Gaussian process 실습

개요

AI 프로그래밍 수업에서 배운 Gaussian processes 에 코드로 구현 한 내용을 정리 합니다.

개인적으로 GP 에 대해 아직 완전히 이해를 못하고 있는 부분들이 있어서 학습이 더 필요 할 거 같습니다.

https://en.wikipedia.org/wiki/Gaussian_process

1. Gaussian processes visualize

평균 함수 m(x)=0m(x) = 0을 사용하고, 주어진 세 가지 커널 함수 각각을 사용해 Gaussian process를 설정합니다.
이 과정에서 매개변수를 다양하게 바꾸어가며 Gaussian process 에서 나오는 임의의 함수들을 샘플링합니다.
각 커널 함수가 샘플 함수의 행태에 미치는 영향을 시각적으로 보여주고, 이에 대해 논의합니다.

주어진 커널 함수 구현

# 각 커널 함수 정의
def constant_kernel(x1, x2, theta0):
    # Constant kernel: k(x, x') = θ0^2
    return theta0**2 * np.ones((x1.shape[0], x2.shape[0]))

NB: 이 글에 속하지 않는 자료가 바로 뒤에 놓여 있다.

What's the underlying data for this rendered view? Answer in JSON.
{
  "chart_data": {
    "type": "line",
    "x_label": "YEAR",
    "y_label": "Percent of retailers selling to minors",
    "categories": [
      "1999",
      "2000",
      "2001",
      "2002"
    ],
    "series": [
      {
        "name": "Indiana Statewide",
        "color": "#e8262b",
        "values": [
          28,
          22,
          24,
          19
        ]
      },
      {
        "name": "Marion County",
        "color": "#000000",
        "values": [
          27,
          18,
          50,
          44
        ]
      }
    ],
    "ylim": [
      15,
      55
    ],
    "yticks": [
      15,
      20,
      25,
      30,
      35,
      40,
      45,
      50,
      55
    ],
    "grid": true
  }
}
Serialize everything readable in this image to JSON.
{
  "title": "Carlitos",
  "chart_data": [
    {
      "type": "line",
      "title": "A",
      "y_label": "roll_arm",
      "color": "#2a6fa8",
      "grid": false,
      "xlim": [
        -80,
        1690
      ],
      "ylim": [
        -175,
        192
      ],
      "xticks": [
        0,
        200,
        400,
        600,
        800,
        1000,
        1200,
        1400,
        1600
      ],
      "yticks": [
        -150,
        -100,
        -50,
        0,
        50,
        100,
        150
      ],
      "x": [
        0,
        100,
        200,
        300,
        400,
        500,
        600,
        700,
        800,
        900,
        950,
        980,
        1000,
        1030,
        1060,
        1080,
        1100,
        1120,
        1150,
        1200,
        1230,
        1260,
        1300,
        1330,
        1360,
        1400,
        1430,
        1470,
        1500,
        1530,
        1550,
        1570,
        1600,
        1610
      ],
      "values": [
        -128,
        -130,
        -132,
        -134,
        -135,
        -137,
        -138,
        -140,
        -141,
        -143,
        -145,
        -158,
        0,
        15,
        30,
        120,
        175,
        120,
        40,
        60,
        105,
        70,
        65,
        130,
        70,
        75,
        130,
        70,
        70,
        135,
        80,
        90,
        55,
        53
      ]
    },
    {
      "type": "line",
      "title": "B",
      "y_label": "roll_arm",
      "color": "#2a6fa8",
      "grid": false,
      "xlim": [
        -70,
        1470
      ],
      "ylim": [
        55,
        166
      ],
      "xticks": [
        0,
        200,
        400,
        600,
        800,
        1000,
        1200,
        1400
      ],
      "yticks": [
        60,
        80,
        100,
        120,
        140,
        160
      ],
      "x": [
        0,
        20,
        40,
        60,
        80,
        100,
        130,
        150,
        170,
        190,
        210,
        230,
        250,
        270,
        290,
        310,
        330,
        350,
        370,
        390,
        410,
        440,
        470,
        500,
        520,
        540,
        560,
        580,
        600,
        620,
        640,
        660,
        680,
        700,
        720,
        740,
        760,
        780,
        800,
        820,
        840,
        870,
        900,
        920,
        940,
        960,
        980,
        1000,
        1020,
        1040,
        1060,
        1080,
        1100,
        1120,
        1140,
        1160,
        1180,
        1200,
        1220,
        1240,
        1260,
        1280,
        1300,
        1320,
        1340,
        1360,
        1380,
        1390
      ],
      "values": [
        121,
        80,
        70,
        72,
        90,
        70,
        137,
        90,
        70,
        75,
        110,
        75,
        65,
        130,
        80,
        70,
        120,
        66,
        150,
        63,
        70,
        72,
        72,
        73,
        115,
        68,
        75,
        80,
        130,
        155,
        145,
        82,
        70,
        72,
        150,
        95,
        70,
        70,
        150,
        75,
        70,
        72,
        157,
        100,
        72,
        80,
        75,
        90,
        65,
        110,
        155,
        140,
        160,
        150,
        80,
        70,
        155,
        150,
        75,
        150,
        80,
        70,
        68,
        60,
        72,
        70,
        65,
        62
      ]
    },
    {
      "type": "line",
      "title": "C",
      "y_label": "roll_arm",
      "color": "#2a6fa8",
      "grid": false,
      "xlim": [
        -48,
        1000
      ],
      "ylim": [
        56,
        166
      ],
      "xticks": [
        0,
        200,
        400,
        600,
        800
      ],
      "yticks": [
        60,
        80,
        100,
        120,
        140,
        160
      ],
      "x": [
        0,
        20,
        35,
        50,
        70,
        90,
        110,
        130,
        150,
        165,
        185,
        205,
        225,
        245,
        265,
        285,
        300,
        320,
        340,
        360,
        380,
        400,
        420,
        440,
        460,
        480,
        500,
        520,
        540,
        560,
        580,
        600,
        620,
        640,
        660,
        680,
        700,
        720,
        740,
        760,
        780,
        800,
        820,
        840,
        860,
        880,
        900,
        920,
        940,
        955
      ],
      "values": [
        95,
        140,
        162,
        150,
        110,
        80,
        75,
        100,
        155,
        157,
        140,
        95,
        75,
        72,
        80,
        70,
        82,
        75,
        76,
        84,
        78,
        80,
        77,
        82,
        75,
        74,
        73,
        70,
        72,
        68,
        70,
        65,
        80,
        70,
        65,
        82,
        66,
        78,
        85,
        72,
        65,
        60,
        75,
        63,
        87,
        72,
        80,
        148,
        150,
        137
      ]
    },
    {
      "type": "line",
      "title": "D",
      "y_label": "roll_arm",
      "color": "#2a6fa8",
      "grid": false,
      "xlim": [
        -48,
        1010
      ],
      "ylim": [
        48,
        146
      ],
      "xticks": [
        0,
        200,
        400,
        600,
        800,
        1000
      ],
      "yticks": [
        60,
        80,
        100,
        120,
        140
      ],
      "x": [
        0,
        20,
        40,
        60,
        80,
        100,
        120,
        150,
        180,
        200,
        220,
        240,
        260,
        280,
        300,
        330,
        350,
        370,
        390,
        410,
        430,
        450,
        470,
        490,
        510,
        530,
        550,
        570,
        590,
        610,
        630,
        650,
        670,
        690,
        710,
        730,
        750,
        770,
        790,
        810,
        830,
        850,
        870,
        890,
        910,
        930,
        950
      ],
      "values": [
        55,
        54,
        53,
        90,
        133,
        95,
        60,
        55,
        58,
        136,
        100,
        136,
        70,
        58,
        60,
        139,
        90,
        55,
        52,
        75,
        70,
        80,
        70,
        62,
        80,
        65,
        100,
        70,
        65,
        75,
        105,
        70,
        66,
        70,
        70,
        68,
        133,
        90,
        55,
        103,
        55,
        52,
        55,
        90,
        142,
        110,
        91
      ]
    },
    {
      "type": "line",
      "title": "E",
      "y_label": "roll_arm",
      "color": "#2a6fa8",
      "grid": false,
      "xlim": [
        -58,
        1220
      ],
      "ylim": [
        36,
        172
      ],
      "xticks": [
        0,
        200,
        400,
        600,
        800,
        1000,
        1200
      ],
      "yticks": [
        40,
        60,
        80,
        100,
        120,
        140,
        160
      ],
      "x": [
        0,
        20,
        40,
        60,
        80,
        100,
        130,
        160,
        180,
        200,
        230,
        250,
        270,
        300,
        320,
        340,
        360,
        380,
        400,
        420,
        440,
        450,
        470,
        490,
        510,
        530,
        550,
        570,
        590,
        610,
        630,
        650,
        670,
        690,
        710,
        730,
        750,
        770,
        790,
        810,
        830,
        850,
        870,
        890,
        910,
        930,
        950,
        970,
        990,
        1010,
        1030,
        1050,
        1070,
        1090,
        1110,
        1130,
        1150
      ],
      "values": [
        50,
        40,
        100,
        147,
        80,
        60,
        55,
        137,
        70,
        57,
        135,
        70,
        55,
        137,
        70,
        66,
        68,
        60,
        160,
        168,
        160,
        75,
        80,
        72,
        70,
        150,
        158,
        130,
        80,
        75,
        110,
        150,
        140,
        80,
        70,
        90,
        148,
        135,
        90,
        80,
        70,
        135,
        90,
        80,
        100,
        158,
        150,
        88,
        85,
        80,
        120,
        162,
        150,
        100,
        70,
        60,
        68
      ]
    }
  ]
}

def linear_kernel(x1, x2, theta0, theta1):
    # Linear kernel: k(x, x') = θ0^2 + θ1^2 x^T x'
    linear_part = theta1**2 * np.dot(x1, x2.T)
    return theta0**2 + linear_part

def rbf_kernel(x1, x2, theta0, theta1, theta2):
    # RBF kernel: k(x, x') = θ0^2 + θ1^2 * exp(-||x - x'||^2 / θ2^2)
    dist_sq = np.sum(x1**2, axis=1).reshape(-1, 1) + np.sum(x2**2, axis=1).reshape(1, -1) - 2 * np.dot(x1, x2.T)
    rbf_part = theta1**2 * np.exp(-1.0  * dist_sq / theta2**2)
    return theta0**2 + rbf_part

시각화 함수 구현

# 시각화 함수 정의
def plot_gaussian_process_samples(kernel_func, theta_params, kernel_name, x_query, N_sample=5):
    plt.figure(figsize=(10, 6))
    for theta_set in theta_params:
        # 커널 행렬 계산
        if kernel_name == "Constant":
            K = kernel_func(x_query[:, np.newaxis], x_query[:, np.newaxis], theta_set[0])
        elif kernel_name == "Linear":
            K = kernel_func(x_query[:, np.newaxis], x_query[:, np.newaxis], theta_set[0], theta_set[1])
        elif kernel_name == "RBF":
            K = kernel_func(x_query[:, np.newaxis], x_query[:, np.newaxis], theta_set[0], theta_set[1], theta_set[2])
		
        # 평균 함수 및 샘플 함수 생성
        mean_ftn = np.zeros(len(x_query))
        y_sample = np.random.multivariate_normal(mean_ftn, K, N_sample)

        # 샘플 함수 시각화
        for i in range(N_sample):
            plt.plot(x_query, y_sample[i]) # , label=f"Theta: {theta_set}")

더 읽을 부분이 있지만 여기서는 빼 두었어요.